2.7.2 Fungsi Sumber Belajar
Sumber belajar memiliki fungsi yang dapat dimanfaatkan untuk
mengembangkan potensi siswa dalam belajar. Menurut Any (2011), fungsi sumber
belajar sebagai berikut:
a. Produktivitas pembelajaran dapat meningkat lebih cepat sehingga waktu
belajar yang digunakan pengajar lebih efisien dan beban penyajian informasi
berkurang.
b. Pembelajaran lebih bersifat individual dan mengurangi kontrol pengajar. Hal
tersebut memberikan kesempatan siswa untuk belajar sesuai kemampuan.
c. Dasar pembelajaran lebih ilmiah dengan merencanakan program yang akan
diajarkan dan bahan pembelajaran dikembangkan dari hasil penelitian.
d. Pembelajaran dapat meningkatkan kemampuan siswa dalam menggunakan
media komunikasi.
e.
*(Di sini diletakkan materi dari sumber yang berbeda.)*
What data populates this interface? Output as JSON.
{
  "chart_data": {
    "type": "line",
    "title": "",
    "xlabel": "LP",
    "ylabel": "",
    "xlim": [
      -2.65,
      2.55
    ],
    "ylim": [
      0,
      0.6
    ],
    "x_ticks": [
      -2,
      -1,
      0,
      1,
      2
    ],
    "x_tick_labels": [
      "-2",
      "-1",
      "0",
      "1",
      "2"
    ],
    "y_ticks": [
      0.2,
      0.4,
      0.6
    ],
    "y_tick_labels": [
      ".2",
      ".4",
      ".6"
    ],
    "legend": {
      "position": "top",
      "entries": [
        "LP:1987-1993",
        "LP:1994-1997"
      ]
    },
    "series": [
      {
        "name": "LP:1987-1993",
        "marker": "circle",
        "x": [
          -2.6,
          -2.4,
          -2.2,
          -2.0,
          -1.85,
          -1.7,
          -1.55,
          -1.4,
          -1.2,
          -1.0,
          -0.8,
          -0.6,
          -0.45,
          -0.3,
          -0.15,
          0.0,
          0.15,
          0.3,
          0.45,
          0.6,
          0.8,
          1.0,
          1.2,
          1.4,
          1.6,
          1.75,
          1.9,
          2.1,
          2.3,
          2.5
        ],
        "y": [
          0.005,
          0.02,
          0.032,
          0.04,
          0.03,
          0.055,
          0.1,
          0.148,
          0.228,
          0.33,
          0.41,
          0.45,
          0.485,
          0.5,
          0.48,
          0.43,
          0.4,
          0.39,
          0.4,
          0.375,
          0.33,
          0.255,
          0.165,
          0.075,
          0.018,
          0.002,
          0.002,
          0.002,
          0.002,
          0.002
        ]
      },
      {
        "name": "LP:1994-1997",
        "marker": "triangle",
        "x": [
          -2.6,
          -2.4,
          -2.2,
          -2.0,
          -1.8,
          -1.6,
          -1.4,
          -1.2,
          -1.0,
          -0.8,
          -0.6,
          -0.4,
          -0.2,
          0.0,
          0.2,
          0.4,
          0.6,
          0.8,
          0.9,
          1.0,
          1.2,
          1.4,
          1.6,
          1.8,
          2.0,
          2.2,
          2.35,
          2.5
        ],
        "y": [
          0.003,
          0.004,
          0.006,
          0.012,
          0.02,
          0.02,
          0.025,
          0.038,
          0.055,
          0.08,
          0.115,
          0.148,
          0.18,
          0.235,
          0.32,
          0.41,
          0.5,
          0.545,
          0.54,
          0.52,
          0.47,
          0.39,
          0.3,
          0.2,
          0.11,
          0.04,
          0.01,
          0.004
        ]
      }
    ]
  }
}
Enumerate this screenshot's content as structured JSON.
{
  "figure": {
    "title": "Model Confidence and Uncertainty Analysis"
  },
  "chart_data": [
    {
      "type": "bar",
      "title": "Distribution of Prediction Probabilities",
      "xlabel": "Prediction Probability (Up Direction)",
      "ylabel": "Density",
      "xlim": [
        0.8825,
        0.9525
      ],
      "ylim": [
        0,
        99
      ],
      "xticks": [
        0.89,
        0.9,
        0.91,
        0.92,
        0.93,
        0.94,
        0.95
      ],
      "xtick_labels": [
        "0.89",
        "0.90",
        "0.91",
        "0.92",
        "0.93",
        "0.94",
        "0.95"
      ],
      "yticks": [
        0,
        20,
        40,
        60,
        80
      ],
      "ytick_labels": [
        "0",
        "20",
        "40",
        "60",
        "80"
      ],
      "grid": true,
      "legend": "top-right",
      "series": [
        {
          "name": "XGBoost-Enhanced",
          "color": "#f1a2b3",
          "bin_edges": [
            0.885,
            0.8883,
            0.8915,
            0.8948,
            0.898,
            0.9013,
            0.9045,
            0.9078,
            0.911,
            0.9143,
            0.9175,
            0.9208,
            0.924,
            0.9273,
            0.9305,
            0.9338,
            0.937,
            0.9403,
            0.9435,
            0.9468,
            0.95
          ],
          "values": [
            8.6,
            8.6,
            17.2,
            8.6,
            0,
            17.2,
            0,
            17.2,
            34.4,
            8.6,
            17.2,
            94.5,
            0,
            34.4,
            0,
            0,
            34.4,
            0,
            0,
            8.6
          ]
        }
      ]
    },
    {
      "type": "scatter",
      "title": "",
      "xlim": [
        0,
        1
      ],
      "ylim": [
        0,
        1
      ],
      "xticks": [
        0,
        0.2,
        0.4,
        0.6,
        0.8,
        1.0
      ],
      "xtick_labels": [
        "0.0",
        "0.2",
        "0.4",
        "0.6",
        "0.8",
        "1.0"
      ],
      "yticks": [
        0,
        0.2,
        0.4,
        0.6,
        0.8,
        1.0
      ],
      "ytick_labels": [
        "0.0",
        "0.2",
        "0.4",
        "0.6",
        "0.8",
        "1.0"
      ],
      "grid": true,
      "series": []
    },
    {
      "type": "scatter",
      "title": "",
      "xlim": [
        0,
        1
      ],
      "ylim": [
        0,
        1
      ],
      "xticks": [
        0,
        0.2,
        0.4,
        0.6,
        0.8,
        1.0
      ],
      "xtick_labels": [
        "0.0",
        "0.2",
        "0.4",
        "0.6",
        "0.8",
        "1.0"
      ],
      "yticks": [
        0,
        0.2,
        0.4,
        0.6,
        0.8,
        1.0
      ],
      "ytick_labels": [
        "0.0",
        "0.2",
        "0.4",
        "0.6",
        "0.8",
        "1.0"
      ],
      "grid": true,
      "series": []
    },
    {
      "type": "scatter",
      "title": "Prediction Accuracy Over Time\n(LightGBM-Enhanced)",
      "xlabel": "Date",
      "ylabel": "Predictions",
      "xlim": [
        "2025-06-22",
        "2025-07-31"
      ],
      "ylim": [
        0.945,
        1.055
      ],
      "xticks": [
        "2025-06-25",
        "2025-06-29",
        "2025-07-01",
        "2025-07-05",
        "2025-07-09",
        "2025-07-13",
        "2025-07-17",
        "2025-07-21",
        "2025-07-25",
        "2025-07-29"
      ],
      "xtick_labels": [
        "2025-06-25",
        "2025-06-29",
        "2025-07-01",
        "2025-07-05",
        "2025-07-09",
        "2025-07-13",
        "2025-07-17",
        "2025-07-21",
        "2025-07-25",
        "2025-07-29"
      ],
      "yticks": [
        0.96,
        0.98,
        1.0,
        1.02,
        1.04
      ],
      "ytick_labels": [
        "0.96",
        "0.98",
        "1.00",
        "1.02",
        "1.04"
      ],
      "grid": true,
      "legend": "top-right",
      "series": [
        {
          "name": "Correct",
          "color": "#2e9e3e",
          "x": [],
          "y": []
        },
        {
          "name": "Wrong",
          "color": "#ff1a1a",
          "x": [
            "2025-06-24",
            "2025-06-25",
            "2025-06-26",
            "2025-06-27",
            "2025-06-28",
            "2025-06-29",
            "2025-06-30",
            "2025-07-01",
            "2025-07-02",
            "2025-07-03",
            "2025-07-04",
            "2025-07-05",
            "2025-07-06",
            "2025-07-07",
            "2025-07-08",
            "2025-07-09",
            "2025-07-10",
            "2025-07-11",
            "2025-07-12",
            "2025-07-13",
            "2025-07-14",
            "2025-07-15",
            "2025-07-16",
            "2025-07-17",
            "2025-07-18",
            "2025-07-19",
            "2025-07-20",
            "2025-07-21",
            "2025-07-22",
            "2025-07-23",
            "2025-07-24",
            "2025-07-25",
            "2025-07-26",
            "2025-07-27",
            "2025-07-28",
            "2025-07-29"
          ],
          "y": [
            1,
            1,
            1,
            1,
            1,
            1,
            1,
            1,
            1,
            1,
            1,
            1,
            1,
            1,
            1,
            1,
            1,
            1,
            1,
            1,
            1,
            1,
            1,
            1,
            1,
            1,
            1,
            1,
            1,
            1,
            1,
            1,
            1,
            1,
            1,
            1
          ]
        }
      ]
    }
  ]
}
Memperluas sajian pembelajaran yaitu dengan memanfaatkan media massa
yang menyajikan informasi dari berbagai Negara.
2.7.3 Jenis Sumber Belajar
Jenis sumber belajar menurut Munajah & Susilo (2015), secara umum
adalah sebagai berikut:
28
1. Pesan adalah informasi yang disampaikan dalam bentuk ide, fakta, dan arti.
2. Manusia berperan dalam penyimpanan, pengolah, dan penyaji pesan.
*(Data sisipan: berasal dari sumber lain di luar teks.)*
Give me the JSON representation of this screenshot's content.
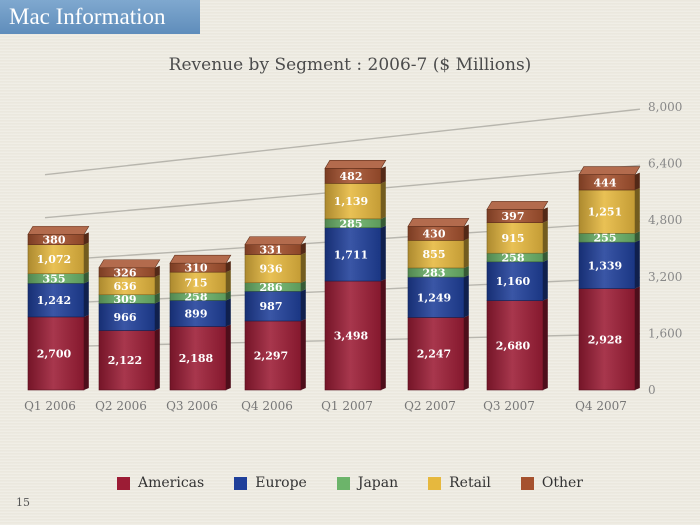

3. Bahan media software merupakan perangkat lunak yang berisi pesan yang
dapat disajikan melalui pemakaian alat.
4. Peralatan hardware merupakan perangkat keras yang menyalurkan pesan
dalam software.
5. Teknik merupakan prosedur dalam tatacara penggunaan alat dan bahan,
lingkungan, dan orang untuk menyampaikan pesan.
6. Latar adalah lingkungan dimana dapat menerima pesan yang disampaikan.